İhmaller bir an önce giderilmeli
“Darp edildiği iddia edilen hastanın yakını ile görüştünüz mü?” sorusunu yanıtlayan Olcayto, “Hayır. Hasta yakınları ziyarete gelirler, katlara çıkmaları yasak. Gelince bize haber geliyor biz üstünü giydirip aşağı indiriyoruz. Zaten hastaların çoğunun zihinsel sorunu var. Sorsak da anlatamazlar. Delil yok ama biz işimizden oluyoruz” dedi.
Devletin hastalığa göre kuruma belirli miktarlarda ödenek sağladığını söyleyen Olcayto, “Kurum, hasta bezlerini devlet hastanesinden raporla alıyor. Harcamaları da rapor tutarak devlete sunuyor. Sonra devletten onun parasını geri alıyor. Mesela idareciler damacanadan su içerken, hastalara musluk suyu içiriliyor. Hastalar bu sefer başka hastalıklara yakalanıyor. KASKİ, 50 bin lira ceza yazmış. Çoğu hastada böbrek yetmezliği de var. Kurum, bayat ekmek dağıttırıyor. Biz de veriyoruz. Hasta taze ekmek istiyorlar. Ben ne yapayım? Ayrıca Özel Melikgazi Hastanesi’yle anlaşmaları var. Gece nöbetindeyim, bir hasta yataktan düştüğü için kafası yarıldı. Müdür ise ‘Devlete götürün. Adli işlem yaparlar’ diyor. Orada da cihaz çalışmıyormuş. Mecburen devlete götürdük. Böyle ihmaller çok oluyor” dedi.
‘Vicdanlı olmak gerekir’
3.5 aydır orada çalıştığını söyleyen İrfan Demirpolat, “Alzheimer hastalarından biri Cuma günü rahatsızlandı, pazartesiye kadar bekletildi. 3.5 aydır orda çalışıyorum 30-40 tane hasta yaşamını yitirdi. Hastalar doktora çıkarıldığı zaman doktor bu hastada vitamin eksikliği, kan yetmezliği olduğunu söylüyor.
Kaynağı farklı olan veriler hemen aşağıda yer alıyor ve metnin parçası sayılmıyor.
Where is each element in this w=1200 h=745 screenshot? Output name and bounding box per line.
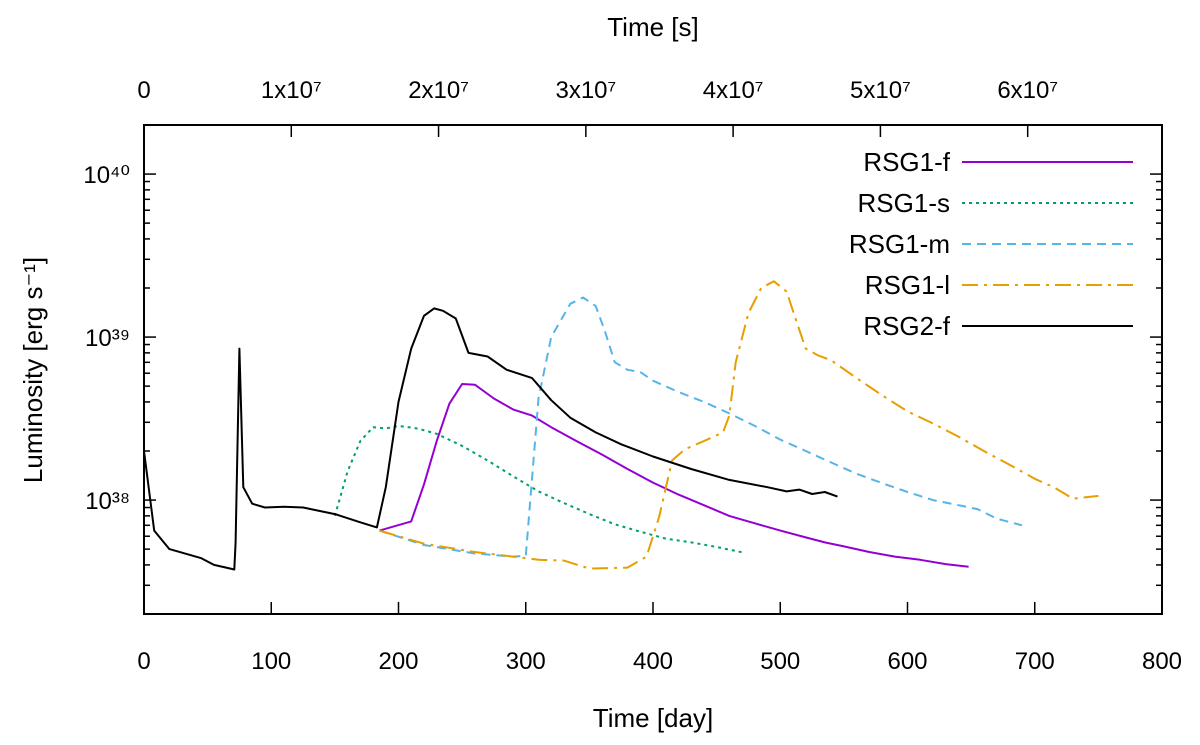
legend-label: RSG1-f xyxy=(863,147,950,177)
series-lines xyxy=(143,280,1099,571)
x-tick-labels: 0 100 200 300 400 500 600 700 800 xyxy=(137,648,1182,675)
legend-label: RSG1-l xyxy=(865,270,950,300)
x-tick-label: 0 xyxy=(137,648,150,675)
legend-label: RSG1-s xyxy=(858,188,950,218)
x2-tick-label: 3x10⁷ xyxy=(555,77,616,104)
y-tick-label: 10³⁸ xyxy=(85,488,130,515)
series-line-rsg2-f xyxy=(143,307,838,571)
y-axis-label: Luminosity [erg s⁻¹] xyxy=(18,257,48,483)
x2-tick-label: 6x10⁷ xyxy=(997,77,1058,104)
series-line-rsg1-s xyxy=(333,424,745,554)
series-line-rsg1-f xyxy=(379,383,969,568)
x2-axis-label: Time [s] xyxy=(607,12,698,42)
x-tick-label: 700 xyxy=(1015,648,1055,675)
x2-tick-label: 1x10⁷ xyxy=(261,77,322,104)
x-tick-label: 600 xyxy=(887,648,927,675)
x-axis-label: Time [day] xyxy=(593,703,713,733)
x2-tick-label: 4x10⁷ xyxy=(703,77,764,104)
x-tick-label: 100 xyxy=(251,648,291,675)
x-tick-label: 300 xyxy=(506,648,546,675)
plot-frame xyxy=(143,124,1163,615)
legend-label: RSG1-m xyxy=(849,229,950,259)
axis-ticks xyxy=(143,124,1163,615)
x2-tick-label: 5x10⁷ xyxy=(850,77,911,104)
x2-tick-labels: 0 1x10⁷ 2x10⁷ 3x10⁷ 4x10⁷ 5x10⁷ 6x10⁷ xyxy=(137,77,1058,104)
x2-tick-label: 2x10⁷ xyxy=(408,77,469,104)
x-tick-label: 200 xyxy=(378,648,418,675)
y-tick-labels: 10³⁸ 10³⁹ 10⁴⁰ xyxy=(83,162,130,515)
legend-label: RSG2-f xyxy=(863,311,950,341)
x-tick-label: 400 xyxy=(633,648,673,675)
y-tick-label: 10³⁹ xyxy=(85,325,130,352)
x-tick-label: 800 xyxy=(1142,648,1182,675)
x-tick-label: 500 xyxy=(760,648,800,675)
y-tick-label: 10⁴⁰ xyxy=(83,162,130,189)
series-line-rsg1-l xyxy=(379,280,1099,570)
x2-tick-label: 0 xyxy=(137,77,150,104)
legend: RSG1-f RSG1-s RSG1-m RSG1-l RSG2-f xyxy=(849,147,1133,341)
Diğer hastaları götüren arkadaşlarım da aynı şeyle karşılaştıklarını söylüyorlar. Kurucular hastalarla da personellerle de konuşmuyor. Katları dolaşmıyorlar sadece ellerine geçen paraya bakıyorlar. Aybaşı geldiğinde odada kâğıt oynuyorlar. Burası özel bir kurum. Bakım evi, Aile ve Sosyal Politikalar Bakanlığı’na bağlı bir kurum. Toplam 60 personelin çalıştığı bir kurum. Hasta yakınları da hastalar yaşamını yitirdiklerinde kuruma çok sorun olmuyor. Vicdanlı olmak gerekir” dedi.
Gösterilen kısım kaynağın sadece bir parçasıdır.